By deduction theorem , $ (\forall x)(A \rightarrow B \land C) \vdash (\forall x)(A \rightarrow B)$

(1) $(\forall x)(A \rightarrow B \land C) $ (hypothesis)

(2) $ A \rightarrow (B \land C) $ (1, spec)

(3) $\lnot A \lor (B \land C)$ (2, 2.4.11 + Eqn)

(4) $(\lnot A \lor B) \land (\lnot A \lor C)$ (3, 2,4,23(i) + Eqn)

(5) $(\lnot A \lor B)$ (4, split)

(6) $ A \rightarrow B$ (5, 2.4.11 + Eqn)

(7) $ (\forall x)(A \rightarrow B)$ (6 + Weak generaliztion , x dnof in $\Gamma$ )

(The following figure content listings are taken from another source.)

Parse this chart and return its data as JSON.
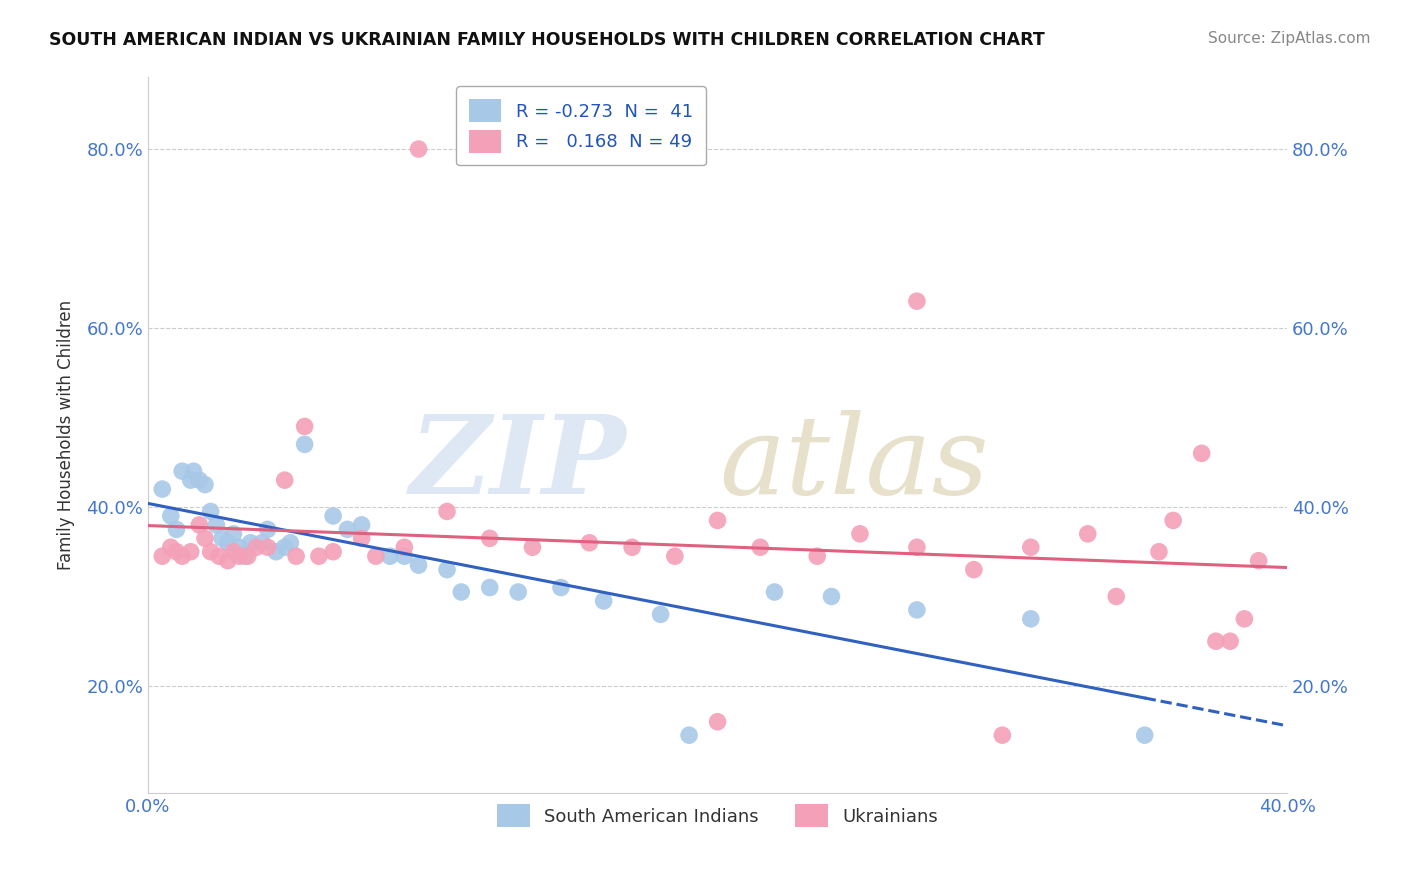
{
  "title": "SOUTH AMERICAN INDIAN VS UKRAINIAN FAMILY HOUSEHOLDS WITH CHILDREN CORRELATION CHART",
  "source": "Source: ZipAtlas.com",
  "ylabel": "Family Households with Children",
  "xlim": [
    0.0,
    0.4
  ],
  "ylim": [
    0.08,
    0.88
  ],
  "xticks": [
    0.0,
    0.1,
    0.2,
    0.3,
    0.4
  ],
  "xticklabels": [
    "0.0%",
    "",
    "",
    "",
    "40.0%"
  ],
  "yticks": [
    0.2,
    0.4,
    0.6,
    0.8
  ],
  "yticklabels": [
    "20.0%",
    "40.0%",
    "60.0%",
    "80.0%"
  ],
  "blue_R": -0.273,
  "blue_N": 41,
  "pink_R": 0.168,
  "pink_N": 49,
  "blue_color": "#a8c8e8",
  "pink_color": "#f4a0b8",
  "blue_line_color": "#3060c0",
  "pink_line_color": "#e06080",
  "legend_label_blue": "South American Indians",
  "legend_label_pink": "Ukrainians",
  "blue_x": [
    0.005,
    0.008,
    0.01,
    0.012,
    0.015,
    0.016,
    0.018,
    0.02,
    0.022,
    0.024,
    0.026,
    0.028,
    0.03,
    0.032,
    0.034,
    0.036,
    0.04,
    0.042,
    0.045,
    0.048,
    0.05,
    0.055,
    0.065,
    0.07,
    0.075,
    0.085,
    0.09,
    0.095,
    0.105,
    0.11,
    0.12,
    0.13,
    0.145,
    0.16,
    0.18,
    0.19,
    0.22,
    0.24,
    0.27,
    0.31,
    0.35
  ],
  "blue_y": [
    0.42,
    0.39,
    0.375,
    0.44,
    0.43,
    0.44,
    0.43,
    0.425,
    0.395,
    0.38,
    0.365,
    0.36,
    0.37,
    0.355,
    0.345,
    0.36,
    0.36,
    0.375,
    0.35,
    0.355,
    0.36,
    0.47,
    0.39,
    0.375,
    0.38,
    0.345,
    0.345,
    0.335,
    0.33,
    0.305,
    0.31,
    0.305,
    0.31,
    0.295,
    0.28,
    0.145,
    0.305,
    0.3,
    0.285,
    0.275,
    0.145
  ],
  "pink_x": [
    0.005,
    0.008,
    0.01,
    0.012,
    0.015,
    0.018,
    0.02,
    0.022,
    0.025,
    0.028,
    0.03,
    0.032,
    0.035,
    0.038,
    0.042,
    0.048,
    0.052,
    0.055,
    0.06,
    0.065,
    0.075,
    0.08,
    0.09,
    0.105,
    0.12,
    0.135,
    0.155,
    0.17,
    0.185,
    0.2,
    0.215,
    0.235,
    0.25,
    0.27,
    0.29,
    0.31,
    0.33,
    0.34,
    0.355,
    0.36,
    0.37,
    0.375,
    0.38,
    0.385,
    0.39,
    0.27,
    0.095,
    0.2,
    0.3
  ],
  "pink_y": [
    0.345,
    0.355,
    0.35,
    0.345,
    0.35,
    0.38,
    0.365,
    0.35,
    0.345,
    0.34,
    0.35,
    0.345,
    0.345,
    0.355,
    0.355,
    0.43,
    0.345,
    0.49,
    0.345,
    0.35,
    0.365,
    0.345,
    0.355,
    0.395,
    0.365,
    0.355,
    0.36,
    0.355,
    0.345,
    0.385,
    0.355,
    0.345,
    0.37,
    0.355,
    0.33,
    0.355,
    0.37,
    0.3,
    0.35,
    0.385,
    0.46,
    0.25,
    0.25,
    0.275,
    0.34,
    0.63,
    0.8,
    0.16,
    0.145
  ]
}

See George Tourlakis, Mathematical Logic (2008) or this post for a lists of theorems and axioms.

Answer 1

Basically, DanulG's comment gives you the needed hint : the formula is valid; thus, by completeness is provable.

Your proof is sound.

Another proof can be "manufactured" starting from the fact that :

$\vDash_{TAUT} (A \rightarrow (B \land C)) \rightarrow (A \rightarrow B)$

[easy check with truth-table].

Then apply 4.2.1 Definition (Logical Axiom Schemata of Predicate Logic) [page 139] : Ax1 : partial generalization of tautologies are axioms, to have :

$\vdash (\forall x)[(A \rightarrow (B \land C)) \rightarrow (A \rightarrow B)]$.

Finally, apply Ax3 : all formulae of the form $(\forall x)(A \rightarrow B) \rightarrow ((\forall x)A \rightarrow (\forall x)B)$ are axioms, and modus ponens to get :

$\vdash (\forall x)(A \rightarrow (B \land C)) \rightarrow (\forall x)(A \rightarrow B)$.